Blog > How to Shelter Income from Taxes
One easy way to set money aside on a tax-advantaged basis is to participate in your employer-sponsored retirement plan – usually a 401(k) or SIMPLE, or for government and nonprofit employees a 403(b) or tax-sheltered annuity plan.
The IRS recently announced new and higher limits for 401(k) contributions for 2015. You can make elective deferrals of up to $18,000 per year, and another $6,000 on top of that if you are age 50 or older.
For 403(b)s, the elective deferral limit has also been raised to $18,000, with another $6,000 in catch-up contributions if you are age 50 or older.
The maximum contribution you can make to a SIMPLE plan via salary deferral is $12,500, with an additional $3,000 in catch-up contributions authorized for those aged 50 and older.
Your employer may provide a matching contribution. Speak with your HR staff at work or your supervisor for details about whether your employer matches contributions.
You don’t need to work for a large company to have a 401(k) plan. If you are self-employed or the owner/employee of a corporation, you may be able to start your own small-company 401(k) plan (often called a ‘solo 401(k)’ or individual 401(k) plan) to cover yourself and a spouse. You can shelter up to $18,000 in your own compensation from income taxes (up to $24,000 if you are age 50 or older). On top of that, you can have your company make contributions on your behalf – substantially increasing the amount of money you can set shelter from income taxes – up to $53,000 per year.
You may also consider a Simplified Employee Pension Plan (SEP) which has similarly high contribution limits. Simply establish an SEP account and you can contribute as much as 25 percent of your compensation up to $53,000 per year. There are no catch-up contribution provisions for SEPs.
You may qualify for a tax credit to offset startup costs in the first few years of establishing a plan. Contact your retirement planning or tax professional for details of the Small Business Retirement Plan tax credit.
Contributions you make to a traditional IRA are deductible up to $5,500, provided you fall under certain income limits. If your income exceeds these limits, you can still contribute up to $5,500, while taking a partial deduction, or simply contributing on a non-deductible basis. In either case, all assets in your traditional IRA will grow tax-deferred. You will only pay income taxes on amounts you withdraw. A 10 percent surcharge may apply to withdrawals made prior to age 59½, except for certain specified hardship conditions, or to pay for a college education for yourself or a loved one or to make a down payment on a home of up to $10,000. Required minimum distribution rules may apply after you turn 70½.

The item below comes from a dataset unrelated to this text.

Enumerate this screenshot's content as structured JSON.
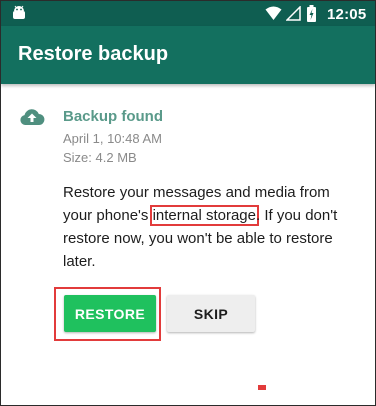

If you are relatively young, or you believe your income tax rates in retirement will be higher than they are now, you may consider a Roth IRA. There is no tax deduction on contributions, but all assets that have been in the account for at least five years grow tax -free. That is, no income tax is due on withdrawals/distributions from Roth IRAs. A 10 percent excise tax may apply to withdrawals prior to age 59½, but only on the growth in the account – not on contributions returned to you, since you already paid income tax on those dollars.